During the first year sales were $50 expenses were $70. It made a loss!
Whose fault ,sales or marketing? Was it the packaging, sampling cost, the hand painted signs, the raw materials, the selling price, the margin, the cost structure, the sales people they needed to sell more, they give away too much.
Well what we do know – coke didn’t crash and burn. In fact by the late 1890s, ads were in the local papers, merchandising of the product was in full swing, coupons for free samples were handed out. While all this was going on someone was selling coke and it wasn’t the marketers; they were busy in the office going over the costing and price and creating new strategies and campaigns. The sales people were travelling and selling to farms and lumber camps up and down the Mississippi River.
Demand started to outstrip supply. Sales were doing their part.
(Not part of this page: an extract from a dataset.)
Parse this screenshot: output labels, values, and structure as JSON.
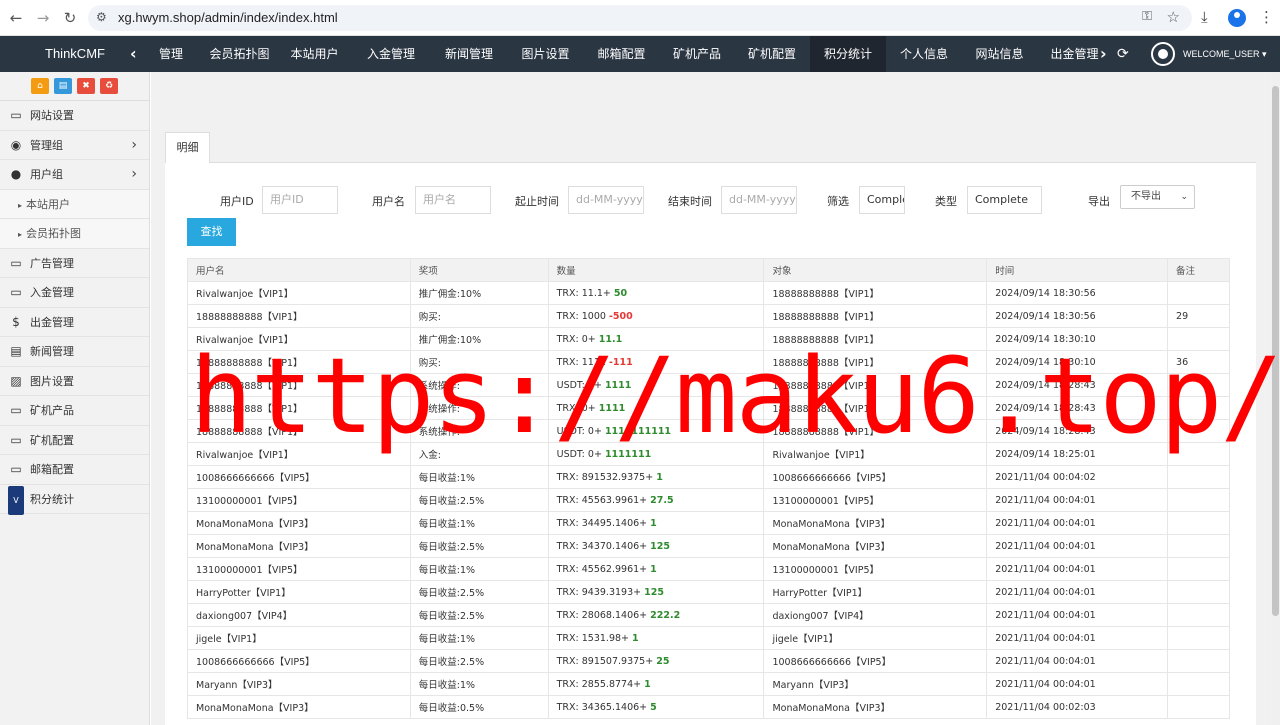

The marketers were very busy and they believed the campaigns and sampling were responsible for creating the trial and interest without marketing sales would be down!
Hang on a minute! Aren’t we forgetting the manufacturing and bottling technique. This revolutionised the product and transformed the humble soda parlour drink. Bottling meant it could reach far and wide and didn’t need to rely on customers coming into it, it could go to the customer. Distribution capabilities exploded, mass marketing was needed, sales people were really important now! They were out and about and selling and marketing was happy because they had the money to spend on their campaigning.
Popularity grew and grew and the development of even higher-speed bottling machinery and increasingly efficient transportation was needed to fuel demand and to serve (that’s sales) more customers.
But seriously is it simply marketing and sales. No, it’s lawyers, business acumen, contracts, machines, factories, engineers and lest we forget the customers! They all contributed to making a funny black fizzy liquid go forth and conquer.
Today, cokes bottling system is one of the largest, most widespread production and distribution networks in the world and coke is the highest valued brand. But I ask can any one discipline be it sales, marketing, engineering, production, manufacturing, dare I say accounting take credit – I think not. When all is said and done what you do have to have is a great product.
Sales and marketing it’s time to kiss and make up!